Study sample: teleconsultations with images submitted from primary care (adult and paediatric) to the Dermatology Department between 13 July 2020 and December 2023.

Main study objective

The impact of implementing Legit.Health on reducing the average waiting time for skin cancer patients will be measured.
To do so, both the mean wait time and the number of cases experiencing delays will be calculated and compared with the projected wait times once the Legit.Health algorithm is in place.
This will provide a clear assessment of the algorithm’s effectiveness in the early diagnosis and management of melanoma and other malignant conditions. The KPIs to be measured are:

Reduction in mean waiting time for skin cancer patients.

Sensitivity and specificity of Legit.Health in malignancy detection.

Number of false negatives by primary care physicians identified by Legit.Health. False negatives are those referred as non-urgent but later confirmed malignant, or reclassified as high priority upon subsequent dermatologist review.

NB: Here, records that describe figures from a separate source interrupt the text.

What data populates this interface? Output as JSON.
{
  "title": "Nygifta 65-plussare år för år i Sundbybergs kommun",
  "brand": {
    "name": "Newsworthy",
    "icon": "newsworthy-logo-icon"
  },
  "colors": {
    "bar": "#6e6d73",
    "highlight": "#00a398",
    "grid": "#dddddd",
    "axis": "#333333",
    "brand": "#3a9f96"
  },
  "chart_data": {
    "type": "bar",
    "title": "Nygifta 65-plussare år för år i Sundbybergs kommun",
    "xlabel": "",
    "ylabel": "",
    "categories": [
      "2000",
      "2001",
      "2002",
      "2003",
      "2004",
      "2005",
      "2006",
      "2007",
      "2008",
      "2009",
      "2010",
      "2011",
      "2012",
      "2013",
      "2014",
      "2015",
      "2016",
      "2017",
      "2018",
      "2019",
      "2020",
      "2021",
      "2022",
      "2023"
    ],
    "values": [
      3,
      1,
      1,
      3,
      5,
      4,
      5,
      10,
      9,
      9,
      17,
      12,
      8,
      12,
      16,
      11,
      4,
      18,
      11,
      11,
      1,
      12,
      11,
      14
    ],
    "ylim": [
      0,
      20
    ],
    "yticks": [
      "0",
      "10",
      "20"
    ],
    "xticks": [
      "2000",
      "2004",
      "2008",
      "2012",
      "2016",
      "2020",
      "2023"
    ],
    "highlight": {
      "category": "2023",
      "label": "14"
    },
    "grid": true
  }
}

Number of false positives by primary care physicians identified by Legit.Health. False positives are those referred as urgent but later deemed benign or low priority by the dermatologist.

Trends in the quality of submitted images over time, ensuring the average image quality remains consistently adequate.

Identification of non‑malignant conditions requiring priority attention (e.g., drug eruptions and extensive inflammatory dermatoses).

Setting

The study will be carried out in the Vall d'Hebron University Hospital. In order to assess the main objective and KPIs, images from patients referred from primary care to dermatology will be selected and analysed by the medical device.
The study will be conducted for 6 months and will assess whether the derivations were necessary and acceptable. The comparator here will be the derivation criteria of the primary care physician, which will be compared with the derivation criteria of the algorithm. The images should be from patients diagnosed with dermatological diseases by primary care physicians and subsequently referred to a dermatologist.

Comparators

In this study, the referral criteria and level of priority assigned by the primary care physician for referring the patient to dermatology will be compared with the priority assigned by the medical device, with the dermatologist assessing which of the two is correct or more accurate.

Data analysis plan

To validate the device, a comparative analysis will be conducted between the observed wait times and the possible wait times after prioritisation/triage through Legit.Health.
In addition, a concordance analysis will be performed between the artificial intelligence tool, dermatologists, and primary care physicians.
To this end, appropriate statistical tests will be used depending on the nature of the variables, as well as comparisons or estimates as appropriate.